Già molti secolo prima di Cristo i carri venivano utilizzati in guerra così come testimoniato nell’Iliade scritta nel VII secolo a.C. le cui vicende sono ambientate almeno quattro-cinque secoli prima.
In guerra era di solito usato in due modi diversi: per trasportare sul campo di battaglia un oplite munito di corazza, armato di lancia e scudo che combatte a piedi, come raccontato da Omero stesso o altrimenti utilizzato come una sorta di piattaforma mobile per tiratori con l’arco, grazie alla possibilità di rimanere parzialmente coperti dai dardi avversari.
Interessante testimonianza appresa dai bassorilievi è l’utilizzo in questa circostanze di “trighe”, per la responsabilità demandata al terzo cavallo di proteggere fisicamente il timoniere.
Negli usi cinegetici gli equipaggi armati di arco, vengono rappresentati all’inseguimento della selvaggina generalmente su tiri singoli, onde potersi muovere agevolmente su percorsi impervi e sconnessi.
Saranno gli Elleni ad utilizzare i carri per usi competitivi.
Fin dalla prima Olimpiade infatti gli aurighi alla guida di bighe, trighe e quadrighe, diedero vita a degli spettacoli eccellenti nondimeno con partecipazioni illustri come quelle degli Imperatori Nerone, Commodo, Vitellio e Caracalla, nonché Cesare e Tiberio. Quest’ultimo, egregiamente insignito con un bronzo ad Olimpia.
Interessante anche gli archetipi degli attuali finimenti a “collare” e a “pettorale”.
Infatti, la testimonianza più antica è il carro di Tut’Ankhamun.
L’armatura fissa era costituita da forcelle fissate ad un giogo. Altre modalità di attacco erano il “giogo a tacche” degli Assiri; ad “arpione” degli Asiatici; a “collare” degli Etruschi.

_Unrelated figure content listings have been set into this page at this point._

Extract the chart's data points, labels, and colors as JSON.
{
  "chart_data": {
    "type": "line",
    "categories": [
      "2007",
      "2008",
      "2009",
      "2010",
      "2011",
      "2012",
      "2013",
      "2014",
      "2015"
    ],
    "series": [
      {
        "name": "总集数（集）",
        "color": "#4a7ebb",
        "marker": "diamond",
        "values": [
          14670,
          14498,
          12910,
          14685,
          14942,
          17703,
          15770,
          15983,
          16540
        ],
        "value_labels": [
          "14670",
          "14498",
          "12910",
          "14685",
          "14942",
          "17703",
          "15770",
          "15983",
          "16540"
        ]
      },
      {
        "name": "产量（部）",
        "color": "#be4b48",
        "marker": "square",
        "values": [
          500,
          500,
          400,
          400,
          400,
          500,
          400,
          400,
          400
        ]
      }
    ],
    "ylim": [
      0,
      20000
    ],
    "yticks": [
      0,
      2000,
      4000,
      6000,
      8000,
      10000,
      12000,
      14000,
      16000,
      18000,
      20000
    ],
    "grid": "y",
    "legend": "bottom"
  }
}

Quest’ultimo, in particolare detto giogo da incollatura per il fatto che il giogo è posto più avanti rispetto al garrese del cavallo ed è da considerarsi il precursore del collare da spalla che prese piede intorno al X secolo d.C.
Per questa particolare forma di trazione, sino all’introduzione (tardiva) del sellino, l’asse del rotabile risiederà nella parte posteriore del pianale onde procurare il necessario squilibrio in avanti atto al mantenimento del contatto con l’incollatura in tutte le circostanze.

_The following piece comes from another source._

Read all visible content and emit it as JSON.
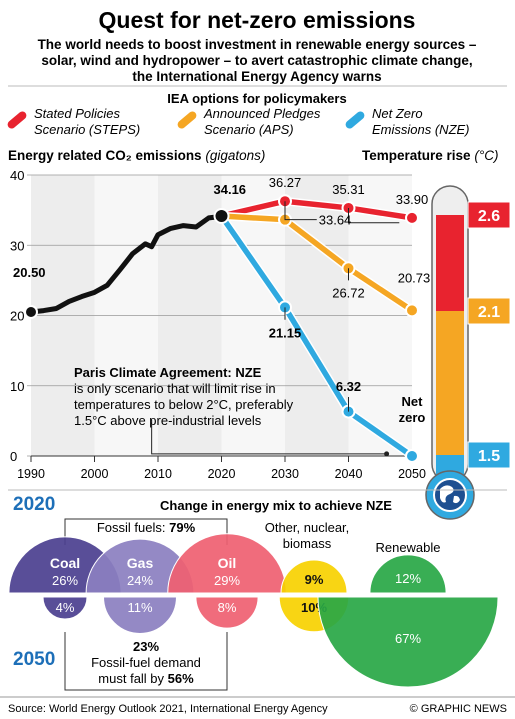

In Grecia intorno al VII secolo a.C. la trazione con “pettorale” verrà utilizzata su attacchi leggeri, prevalentemente atti al trasporto.
A questo punto, non si renderà più necessario sbilanciare il pianale dell’asse, risolvendo la questione con un fascione morbido intrecciato, atto a captare la potenza dell’animale collegandolo ad un giogo dorsale.
SISAL ante litteram…
Un’interessante curiosità riguarda l’importante “” che imperversava intorno alle Olimpiadi già dal I secolo avanti Cristo.
Considerandolo un vero e proprio business, gli aurighi si cimentavano nei modi più bizzarri per “aggiustare” l’evento sportivo nel modo più remunerativo possibile per i propri interessi.
Un folto giro di allibratori e scommesse testimoniato anche da alcuni versi di Filostrato nella sua esortazione ufficiale ai giudici dell’Olimpiade “abbandonare volontariamente l’ippodromo qualora si fossero macchiati di turpitudini legate alla corruzione, invece di onorare e magnificare la festa olimpica come avrebbero dovuto“.
Ovviamente partecipare ai Giochi Olimpici, nonostante gli “intrallazzi”, risultava motivo di vanto e di grande prestigio, anche per i potenti del tempo.
Un esempio tra tutti Alcibiade, stratega ateniese, riconvertito a “Sparta” qualche anno più tardi, allevatore ed eccellente addestratore di cavalli, annovera nel proprio curriculum innumerevoli partecipazioni alle corse di Delfi, Olimpia e Corinto, non senza suscitare polemiche.
Infatti, generalmente vantava la proprietà di ben quattro delle sette quadrighe schierate alla partenza, ovviamente condotte da uomini di propria fiducia che non esitavano puntualmente, e non senza gesta spettacolari, ad avvalorare la sua superiorità “e pecunie”… per una tradizione olimpica che cavalcò attraverso i tempi per oltre settecento anni, accompagnandosi in senso storico alla decadenza dell’Impero Romano fino al 394, anno in cui Teodosio cedette alle pressioni del Vescovo Ambrogio, indignato per la paganizzazione di taluni eventi, e soppresse definitivamente i Giochi Olimpici.